Anavex Life Sciences Corp (AVXL)

[Investor2014]

Blog update from Gottlieb. Some excerpts below.

Taking New Steps to Meet the Challenges of Rare Diseases — FDA Marks the 11th Rare Disease Day

In recent years, the increasing emphasis on personalized medicine, including genetically targeted drug development, has enabled even more opportunities to develop treatments aimed at rare diseases. As a result, during the past five years, the number of requests to have a drug designated as serving an orphan population has steadily increased. In 2017, there were over 700 requests for designation. This was more than double the number of requests received in 2012. Last year we also saw 80 treatments approved by FDA for rare indications, the highest number ever.

Through our long-standing Orphan Products Grants Program we recently provided $17 million in funding to directly support 15 new clinical trials on products for rare diseases and to fund natural history studies for the first time. These four natural history studies, and an additional two studies funded through an NCATs partnership, could provide key information about how rare diseases develop and progress. This information can be vital for product development.

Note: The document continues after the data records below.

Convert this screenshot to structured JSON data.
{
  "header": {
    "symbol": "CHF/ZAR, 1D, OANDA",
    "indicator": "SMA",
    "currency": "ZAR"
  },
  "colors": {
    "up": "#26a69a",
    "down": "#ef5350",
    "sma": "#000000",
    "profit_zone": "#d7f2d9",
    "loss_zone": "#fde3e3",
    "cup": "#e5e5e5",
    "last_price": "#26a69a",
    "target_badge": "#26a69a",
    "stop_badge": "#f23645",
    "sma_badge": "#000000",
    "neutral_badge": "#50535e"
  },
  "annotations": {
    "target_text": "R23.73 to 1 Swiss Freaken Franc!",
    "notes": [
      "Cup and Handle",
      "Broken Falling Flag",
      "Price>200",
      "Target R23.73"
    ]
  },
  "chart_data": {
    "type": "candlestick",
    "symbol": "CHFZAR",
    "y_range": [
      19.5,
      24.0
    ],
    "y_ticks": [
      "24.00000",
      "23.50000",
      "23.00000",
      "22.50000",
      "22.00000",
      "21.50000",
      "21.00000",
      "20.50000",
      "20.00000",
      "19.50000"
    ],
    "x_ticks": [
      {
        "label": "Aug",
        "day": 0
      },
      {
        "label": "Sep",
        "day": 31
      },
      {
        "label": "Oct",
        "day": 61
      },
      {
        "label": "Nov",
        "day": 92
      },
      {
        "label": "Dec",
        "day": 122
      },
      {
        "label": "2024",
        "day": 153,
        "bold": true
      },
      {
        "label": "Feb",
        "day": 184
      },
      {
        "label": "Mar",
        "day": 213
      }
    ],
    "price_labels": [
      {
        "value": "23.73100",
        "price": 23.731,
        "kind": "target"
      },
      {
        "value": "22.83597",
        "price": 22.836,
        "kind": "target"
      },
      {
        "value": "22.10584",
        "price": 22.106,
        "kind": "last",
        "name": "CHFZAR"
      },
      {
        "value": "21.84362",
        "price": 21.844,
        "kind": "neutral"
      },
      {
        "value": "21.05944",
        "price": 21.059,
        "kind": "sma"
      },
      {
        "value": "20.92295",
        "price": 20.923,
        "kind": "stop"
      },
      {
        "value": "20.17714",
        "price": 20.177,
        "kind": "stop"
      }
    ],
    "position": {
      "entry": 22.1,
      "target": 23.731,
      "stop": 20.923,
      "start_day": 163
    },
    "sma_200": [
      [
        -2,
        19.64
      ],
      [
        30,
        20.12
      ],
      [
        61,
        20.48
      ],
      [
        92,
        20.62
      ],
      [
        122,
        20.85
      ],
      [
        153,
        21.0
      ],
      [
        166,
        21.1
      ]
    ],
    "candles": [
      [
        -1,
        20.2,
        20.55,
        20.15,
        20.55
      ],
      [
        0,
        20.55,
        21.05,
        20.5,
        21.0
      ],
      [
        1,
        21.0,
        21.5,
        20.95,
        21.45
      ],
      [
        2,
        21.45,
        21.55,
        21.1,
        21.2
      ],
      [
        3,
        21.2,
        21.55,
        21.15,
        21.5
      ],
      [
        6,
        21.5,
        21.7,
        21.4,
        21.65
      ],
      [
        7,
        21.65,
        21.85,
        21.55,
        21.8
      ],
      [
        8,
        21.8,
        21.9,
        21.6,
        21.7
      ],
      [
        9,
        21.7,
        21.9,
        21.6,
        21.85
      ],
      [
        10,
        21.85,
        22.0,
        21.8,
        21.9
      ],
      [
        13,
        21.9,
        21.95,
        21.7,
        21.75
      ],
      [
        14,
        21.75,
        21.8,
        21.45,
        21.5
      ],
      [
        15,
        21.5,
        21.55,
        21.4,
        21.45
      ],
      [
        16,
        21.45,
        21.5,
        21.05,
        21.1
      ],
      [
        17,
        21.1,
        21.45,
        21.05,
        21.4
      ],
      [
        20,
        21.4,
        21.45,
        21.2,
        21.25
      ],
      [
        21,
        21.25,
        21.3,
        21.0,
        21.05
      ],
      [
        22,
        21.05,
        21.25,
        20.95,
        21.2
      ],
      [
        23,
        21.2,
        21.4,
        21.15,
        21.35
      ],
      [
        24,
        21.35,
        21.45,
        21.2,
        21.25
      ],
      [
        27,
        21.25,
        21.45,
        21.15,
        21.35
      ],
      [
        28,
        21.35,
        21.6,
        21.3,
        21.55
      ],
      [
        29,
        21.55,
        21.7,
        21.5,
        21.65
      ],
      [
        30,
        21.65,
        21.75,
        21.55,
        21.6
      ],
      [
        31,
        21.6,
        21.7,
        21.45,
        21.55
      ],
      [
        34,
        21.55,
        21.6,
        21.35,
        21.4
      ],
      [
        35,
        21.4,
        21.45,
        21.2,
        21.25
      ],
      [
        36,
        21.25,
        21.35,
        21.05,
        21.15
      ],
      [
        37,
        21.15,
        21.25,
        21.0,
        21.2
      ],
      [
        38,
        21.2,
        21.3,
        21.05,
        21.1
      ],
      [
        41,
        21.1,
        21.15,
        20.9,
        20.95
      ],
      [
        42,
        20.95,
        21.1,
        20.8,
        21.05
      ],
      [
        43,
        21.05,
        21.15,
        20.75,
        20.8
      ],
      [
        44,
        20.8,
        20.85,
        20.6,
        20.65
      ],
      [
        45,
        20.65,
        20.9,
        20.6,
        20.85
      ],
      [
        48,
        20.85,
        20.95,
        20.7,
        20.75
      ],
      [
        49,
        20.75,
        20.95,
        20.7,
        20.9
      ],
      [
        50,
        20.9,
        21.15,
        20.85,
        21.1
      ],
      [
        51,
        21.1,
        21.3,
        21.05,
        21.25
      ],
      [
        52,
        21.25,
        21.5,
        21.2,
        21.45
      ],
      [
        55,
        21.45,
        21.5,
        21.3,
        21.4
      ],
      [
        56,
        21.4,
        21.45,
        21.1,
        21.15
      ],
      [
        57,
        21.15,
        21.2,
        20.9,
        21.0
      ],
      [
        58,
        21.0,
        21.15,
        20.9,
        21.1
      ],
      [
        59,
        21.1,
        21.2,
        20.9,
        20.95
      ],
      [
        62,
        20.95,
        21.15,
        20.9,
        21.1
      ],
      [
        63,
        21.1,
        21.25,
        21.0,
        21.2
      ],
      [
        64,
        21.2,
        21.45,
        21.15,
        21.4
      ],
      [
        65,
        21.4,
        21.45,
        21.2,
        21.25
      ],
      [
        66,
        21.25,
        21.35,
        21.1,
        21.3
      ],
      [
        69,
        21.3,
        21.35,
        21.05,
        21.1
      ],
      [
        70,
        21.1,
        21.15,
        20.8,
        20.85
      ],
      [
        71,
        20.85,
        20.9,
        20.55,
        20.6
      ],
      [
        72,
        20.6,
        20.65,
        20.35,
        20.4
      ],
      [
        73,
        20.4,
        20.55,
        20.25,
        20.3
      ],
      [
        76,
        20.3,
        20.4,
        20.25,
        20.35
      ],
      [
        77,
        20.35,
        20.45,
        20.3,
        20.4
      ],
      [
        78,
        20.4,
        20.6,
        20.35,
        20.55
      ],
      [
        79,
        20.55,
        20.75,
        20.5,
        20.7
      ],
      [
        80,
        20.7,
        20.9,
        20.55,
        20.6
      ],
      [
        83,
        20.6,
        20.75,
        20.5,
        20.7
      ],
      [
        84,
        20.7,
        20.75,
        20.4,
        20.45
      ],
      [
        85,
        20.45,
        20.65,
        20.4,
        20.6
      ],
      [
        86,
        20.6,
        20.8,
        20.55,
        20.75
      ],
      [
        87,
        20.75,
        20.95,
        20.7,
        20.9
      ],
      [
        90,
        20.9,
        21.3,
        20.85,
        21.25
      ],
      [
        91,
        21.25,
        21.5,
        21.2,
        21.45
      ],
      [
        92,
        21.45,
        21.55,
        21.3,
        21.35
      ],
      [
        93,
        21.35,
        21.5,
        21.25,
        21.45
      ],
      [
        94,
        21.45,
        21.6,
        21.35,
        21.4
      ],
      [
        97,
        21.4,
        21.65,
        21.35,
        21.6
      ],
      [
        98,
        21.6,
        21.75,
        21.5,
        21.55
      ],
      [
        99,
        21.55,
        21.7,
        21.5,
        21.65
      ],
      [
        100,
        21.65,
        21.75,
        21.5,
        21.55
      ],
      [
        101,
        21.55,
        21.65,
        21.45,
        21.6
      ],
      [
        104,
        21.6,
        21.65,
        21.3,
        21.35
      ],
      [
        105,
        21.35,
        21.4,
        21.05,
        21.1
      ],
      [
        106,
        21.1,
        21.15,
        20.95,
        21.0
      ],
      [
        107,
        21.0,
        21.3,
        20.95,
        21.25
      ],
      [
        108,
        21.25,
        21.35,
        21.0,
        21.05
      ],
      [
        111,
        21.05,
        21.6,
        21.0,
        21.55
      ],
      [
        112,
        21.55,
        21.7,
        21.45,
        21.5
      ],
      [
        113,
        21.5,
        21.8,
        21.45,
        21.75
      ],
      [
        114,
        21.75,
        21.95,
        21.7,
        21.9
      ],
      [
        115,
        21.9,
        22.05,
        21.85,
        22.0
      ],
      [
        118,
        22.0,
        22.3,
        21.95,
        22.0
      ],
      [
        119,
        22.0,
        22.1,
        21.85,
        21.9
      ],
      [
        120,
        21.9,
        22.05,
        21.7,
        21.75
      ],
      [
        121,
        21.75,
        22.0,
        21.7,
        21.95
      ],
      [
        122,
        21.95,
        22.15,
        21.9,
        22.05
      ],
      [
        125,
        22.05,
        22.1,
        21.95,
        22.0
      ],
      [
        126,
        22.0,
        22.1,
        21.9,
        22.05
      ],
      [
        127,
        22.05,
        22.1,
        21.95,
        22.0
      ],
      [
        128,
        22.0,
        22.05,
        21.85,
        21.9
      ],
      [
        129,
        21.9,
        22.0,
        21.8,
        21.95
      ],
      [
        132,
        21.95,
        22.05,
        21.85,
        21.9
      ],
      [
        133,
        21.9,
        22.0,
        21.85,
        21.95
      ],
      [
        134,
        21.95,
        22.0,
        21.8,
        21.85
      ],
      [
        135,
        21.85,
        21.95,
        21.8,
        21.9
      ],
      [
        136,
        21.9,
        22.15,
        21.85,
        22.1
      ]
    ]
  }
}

Of note, I also recently communicated our desire to expand upon these efforts to help foster investment and innovation in, and medical product development for, rare diseases by developing clinical trial networks to create an understanding of the natural history (such as individual patient experiences and progression of symptoms) and clinical outcomes of rare diseases. FDA’s 2019 budget includes a request for resources to make additional investments in rare disease natural history models. It’s clear more work can be done to advance these efforts.